Wayrunku war schon als sehr junges Mädchen im Alter von nur fünf Jahren zur Aklla geworden. Seit sie denken konnte, also schon seit allerfrühester Kindheit, fast noch als Baby, hatte sie Visionen und Träume gehabt, die sich sehr oft als wahr herausgestellt hatten. Ihre Mutter hatte deshalb zum Schluss richtig Angst vor ihr gehabt und sie eines Tages im Akllawasi, im Haus der Ausgewählten in Cuzco einfach abgegeben. Dort wurde sie einer strengen Ausbildung unterzogen. Doch leider war es Wayrunku niemals leicht gefallen, sich zu unterwerfen. Je älter sie wurde desto mehr rebellierte sie gegen die strengen Regeln im Akllawasi, bis sie Vorsteherin des Hauses wegschicken wollte.
Ihre Visionen und Träume hatte sie niemals verlassen und je älter sie wurde, desto dunkler wurden diese. Und sie wurden immer noch zu einer großen Zahl wahr. Nicht alle, aber trotzdem zu viele, als dass diese einfach ignoriert werden konnten. Und dies war zum Entsetzen der Vorsteherin des Hauses auch dem Sapa Inka, dem Herrscher des Volkes der Inca zu Ohren gekommen. Ab diesem Zeitpunkt, war es dann für die Vorsteherin so gut wie unmöglich geworden, Wayrunku so ohne weiteres los zu werden, jetzt wo der Sapa Inka persönlich ein Auge auf sie geworfen hatte.
Eines Tages, Wayrunku war gerade 13 Jahre alt geworden, stand dann plötzlich ein Bote des Sapa Inka Pachacútec Yupanqui vor der Türe des Akllawasi und verlangte, dass Wayrunku dem Herrscher vorgeführt wurde.

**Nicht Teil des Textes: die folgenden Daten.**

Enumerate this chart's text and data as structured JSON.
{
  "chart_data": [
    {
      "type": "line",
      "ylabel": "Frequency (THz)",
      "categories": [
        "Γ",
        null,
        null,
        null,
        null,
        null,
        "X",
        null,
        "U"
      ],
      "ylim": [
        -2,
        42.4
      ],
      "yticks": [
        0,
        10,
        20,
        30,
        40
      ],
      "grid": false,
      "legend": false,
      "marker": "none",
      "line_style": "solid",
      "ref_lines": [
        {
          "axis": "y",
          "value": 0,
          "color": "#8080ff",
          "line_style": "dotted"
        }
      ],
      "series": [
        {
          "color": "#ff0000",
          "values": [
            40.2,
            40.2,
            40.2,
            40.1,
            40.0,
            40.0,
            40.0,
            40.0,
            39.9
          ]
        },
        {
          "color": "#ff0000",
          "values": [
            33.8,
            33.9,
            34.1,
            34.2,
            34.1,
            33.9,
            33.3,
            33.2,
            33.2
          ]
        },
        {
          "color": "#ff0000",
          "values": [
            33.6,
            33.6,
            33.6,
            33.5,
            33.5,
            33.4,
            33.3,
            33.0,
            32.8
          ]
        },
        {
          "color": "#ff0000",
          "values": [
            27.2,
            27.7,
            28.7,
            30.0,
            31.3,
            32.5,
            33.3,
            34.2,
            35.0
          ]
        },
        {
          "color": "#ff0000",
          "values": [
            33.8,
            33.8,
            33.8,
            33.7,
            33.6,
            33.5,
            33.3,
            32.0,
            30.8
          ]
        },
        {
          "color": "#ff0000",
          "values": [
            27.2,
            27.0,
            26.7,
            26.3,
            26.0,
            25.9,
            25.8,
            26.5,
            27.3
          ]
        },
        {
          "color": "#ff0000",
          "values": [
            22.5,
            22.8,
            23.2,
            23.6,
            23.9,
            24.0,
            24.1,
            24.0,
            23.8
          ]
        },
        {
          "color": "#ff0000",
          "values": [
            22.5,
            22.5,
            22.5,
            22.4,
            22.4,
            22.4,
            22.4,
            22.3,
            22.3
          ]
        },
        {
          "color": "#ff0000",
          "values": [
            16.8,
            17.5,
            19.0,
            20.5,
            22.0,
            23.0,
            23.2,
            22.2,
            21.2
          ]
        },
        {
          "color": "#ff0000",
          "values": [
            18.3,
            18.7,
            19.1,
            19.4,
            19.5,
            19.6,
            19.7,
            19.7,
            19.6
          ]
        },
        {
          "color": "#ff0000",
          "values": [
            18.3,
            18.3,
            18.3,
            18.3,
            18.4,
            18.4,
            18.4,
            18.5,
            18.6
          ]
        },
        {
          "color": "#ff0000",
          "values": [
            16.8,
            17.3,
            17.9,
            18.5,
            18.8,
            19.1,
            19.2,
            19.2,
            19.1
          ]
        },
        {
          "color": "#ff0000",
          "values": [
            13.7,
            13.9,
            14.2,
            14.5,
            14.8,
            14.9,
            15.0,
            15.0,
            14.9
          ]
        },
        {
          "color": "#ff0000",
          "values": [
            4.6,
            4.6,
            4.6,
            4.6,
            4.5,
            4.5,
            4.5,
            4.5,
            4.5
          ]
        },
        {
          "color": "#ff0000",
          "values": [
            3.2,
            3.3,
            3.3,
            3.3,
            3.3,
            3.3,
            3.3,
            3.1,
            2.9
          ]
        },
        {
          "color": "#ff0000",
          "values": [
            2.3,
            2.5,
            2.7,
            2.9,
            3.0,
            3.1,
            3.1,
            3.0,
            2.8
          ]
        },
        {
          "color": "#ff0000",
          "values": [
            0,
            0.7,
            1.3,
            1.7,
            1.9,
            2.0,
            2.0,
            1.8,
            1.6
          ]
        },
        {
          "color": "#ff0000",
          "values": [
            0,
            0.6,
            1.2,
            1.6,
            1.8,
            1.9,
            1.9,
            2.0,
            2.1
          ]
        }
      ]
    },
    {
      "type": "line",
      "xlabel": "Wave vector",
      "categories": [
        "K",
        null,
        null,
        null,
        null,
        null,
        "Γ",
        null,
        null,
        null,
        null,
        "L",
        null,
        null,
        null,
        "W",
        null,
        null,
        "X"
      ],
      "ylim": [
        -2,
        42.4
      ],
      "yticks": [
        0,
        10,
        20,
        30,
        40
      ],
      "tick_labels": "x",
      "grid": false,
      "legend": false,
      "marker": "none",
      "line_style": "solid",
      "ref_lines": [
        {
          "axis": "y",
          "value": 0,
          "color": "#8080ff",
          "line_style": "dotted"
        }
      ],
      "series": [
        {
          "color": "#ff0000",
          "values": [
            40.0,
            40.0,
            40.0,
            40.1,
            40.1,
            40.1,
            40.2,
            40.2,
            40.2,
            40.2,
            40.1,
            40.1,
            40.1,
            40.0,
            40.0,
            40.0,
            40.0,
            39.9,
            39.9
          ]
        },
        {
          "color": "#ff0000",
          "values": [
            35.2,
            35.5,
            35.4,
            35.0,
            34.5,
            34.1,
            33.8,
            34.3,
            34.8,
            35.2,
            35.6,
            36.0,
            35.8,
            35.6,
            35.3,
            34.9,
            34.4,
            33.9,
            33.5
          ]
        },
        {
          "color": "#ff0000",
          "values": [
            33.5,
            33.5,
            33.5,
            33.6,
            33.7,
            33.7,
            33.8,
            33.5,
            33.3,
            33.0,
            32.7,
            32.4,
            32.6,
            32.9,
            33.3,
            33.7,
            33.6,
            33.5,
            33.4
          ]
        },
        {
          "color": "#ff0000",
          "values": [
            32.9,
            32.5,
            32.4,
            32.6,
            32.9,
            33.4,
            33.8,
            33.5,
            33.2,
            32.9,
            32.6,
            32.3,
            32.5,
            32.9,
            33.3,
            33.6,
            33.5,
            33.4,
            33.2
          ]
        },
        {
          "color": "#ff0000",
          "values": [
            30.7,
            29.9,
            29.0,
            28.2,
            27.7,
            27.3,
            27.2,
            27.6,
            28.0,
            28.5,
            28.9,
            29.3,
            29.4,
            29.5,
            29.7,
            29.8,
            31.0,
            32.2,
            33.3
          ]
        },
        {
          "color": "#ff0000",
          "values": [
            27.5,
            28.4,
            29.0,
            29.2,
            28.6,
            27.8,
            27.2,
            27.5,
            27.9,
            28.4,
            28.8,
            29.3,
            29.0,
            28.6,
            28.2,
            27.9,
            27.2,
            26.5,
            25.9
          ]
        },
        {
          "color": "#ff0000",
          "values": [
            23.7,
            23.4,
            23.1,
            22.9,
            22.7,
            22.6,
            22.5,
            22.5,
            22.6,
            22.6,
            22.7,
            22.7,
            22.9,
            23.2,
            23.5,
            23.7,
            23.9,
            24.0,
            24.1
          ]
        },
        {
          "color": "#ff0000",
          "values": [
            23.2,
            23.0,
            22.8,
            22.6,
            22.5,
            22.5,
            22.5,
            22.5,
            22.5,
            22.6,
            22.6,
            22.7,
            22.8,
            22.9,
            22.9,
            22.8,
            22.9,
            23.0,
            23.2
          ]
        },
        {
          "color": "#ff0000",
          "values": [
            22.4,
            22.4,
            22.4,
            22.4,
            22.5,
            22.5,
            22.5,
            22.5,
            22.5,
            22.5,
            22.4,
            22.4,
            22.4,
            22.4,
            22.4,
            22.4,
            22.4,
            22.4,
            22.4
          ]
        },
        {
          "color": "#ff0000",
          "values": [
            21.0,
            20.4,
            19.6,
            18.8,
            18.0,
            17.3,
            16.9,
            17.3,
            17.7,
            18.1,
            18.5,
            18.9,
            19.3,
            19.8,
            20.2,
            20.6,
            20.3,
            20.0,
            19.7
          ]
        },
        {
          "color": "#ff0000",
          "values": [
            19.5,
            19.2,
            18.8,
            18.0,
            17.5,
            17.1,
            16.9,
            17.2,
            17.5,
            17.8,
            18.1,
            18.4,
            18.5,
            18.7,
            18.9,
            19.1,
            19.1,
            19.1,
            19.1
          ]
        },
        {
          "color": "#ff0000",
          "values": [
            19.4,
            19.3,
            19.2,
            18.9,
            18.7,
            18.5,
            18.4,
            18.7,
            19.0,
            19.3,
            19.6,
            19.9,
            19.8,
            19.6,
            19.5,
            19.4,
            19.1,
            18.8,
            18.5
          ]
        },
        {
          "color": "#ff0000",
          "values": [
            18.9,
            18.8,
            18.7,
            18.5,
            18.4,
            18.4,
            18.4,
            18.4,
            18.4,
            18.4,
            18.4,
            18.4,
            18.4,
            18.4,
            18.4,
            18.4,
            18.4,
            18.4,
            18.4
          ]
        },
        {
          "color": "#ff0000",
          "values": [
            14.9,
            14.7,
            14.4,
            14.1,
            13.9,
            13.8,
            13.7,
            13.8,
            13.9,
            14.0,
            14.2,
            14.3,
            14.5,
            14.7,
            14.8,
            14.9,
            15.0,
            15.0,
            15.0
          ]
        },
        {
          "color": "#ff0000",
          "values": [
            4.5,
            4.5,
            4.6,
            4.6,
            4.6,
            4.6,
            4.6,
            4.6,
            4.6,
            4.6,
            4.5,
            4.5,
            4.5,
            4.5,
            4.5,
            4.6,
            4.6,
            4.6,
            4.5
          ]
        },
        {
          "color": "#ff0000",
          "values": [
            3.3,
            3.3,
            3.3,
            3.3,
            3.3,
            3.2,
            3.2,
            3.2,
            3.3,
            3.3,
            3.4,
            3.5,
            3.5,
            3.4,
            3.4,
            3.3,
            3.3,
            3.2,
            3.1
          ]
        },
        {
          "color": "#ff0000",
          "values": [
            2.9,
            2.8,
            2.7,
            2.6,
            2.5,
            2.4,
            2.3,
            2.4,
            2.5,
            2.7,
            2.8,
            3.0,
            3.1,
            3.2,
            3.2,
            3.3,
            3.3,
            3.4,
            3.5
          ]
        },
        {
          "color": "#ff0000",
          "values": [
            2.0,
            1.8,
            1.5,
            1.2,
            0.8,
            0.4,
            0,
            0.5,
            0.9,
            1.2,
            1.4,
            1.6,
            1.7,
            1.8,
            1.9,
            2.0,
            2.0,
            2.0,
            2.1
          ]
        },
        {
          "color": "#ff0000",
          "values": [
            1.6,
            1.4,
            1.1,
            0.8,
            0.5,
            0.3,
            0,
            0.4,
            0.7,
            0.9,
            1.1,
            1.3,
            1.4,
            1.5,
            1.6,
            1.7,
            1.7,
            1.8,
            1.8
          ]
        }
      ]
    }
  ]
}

Wayrunku erinnerte sich noch mit Grauen an diesen Tag. Sie war dem Monarchen wie ein Stück Vieh vorgeführt worden. Der schien sie zuerst gar nicht wahrzunehmen, bis er sich plötzlich zu ihr umdrehte, ihr direkt ins Gesicht schaute, was die Sapa Inka normalerweise niemals tun und eine Vorhersage der Zukunft verlangte. Er plante einen weiteren Kriegszug gegen die Chanca, einem feindlichen Volk, das sich als sehr schwer besiegbar herausstellte. Doch leider hatte Wayrunku genau in diesem Moment überhaupt keine Ahnung. Keine ihrer Visionen oder Träume hatten ihr darauf eine Antwort gegeben. Dies sagte sie wahrheitsgemäß dem Herrscher der Inka, was für einen mittleren Skandal sorgte. Nicht nur, dass sie seinem Wunsch nicht erfüllen konnte, was schon einem Todesurteil nahe kam, sondern auch die Art, wie sie es dem Herrscher sagte, indem sie darlegte, dass ihre Visionen nicht einfach so auf Wunsch bestellt werden konnten. Der Sapa Inka verfügte auch gleich tosend vor Wut, dass Wayrunku bei dem nächsten heiligen Qhapaqhucha – Fest, dass im folgenden Jahr gefeiert werden sollte, dem Sonnengott Intip Akllan geopfert werden sollte.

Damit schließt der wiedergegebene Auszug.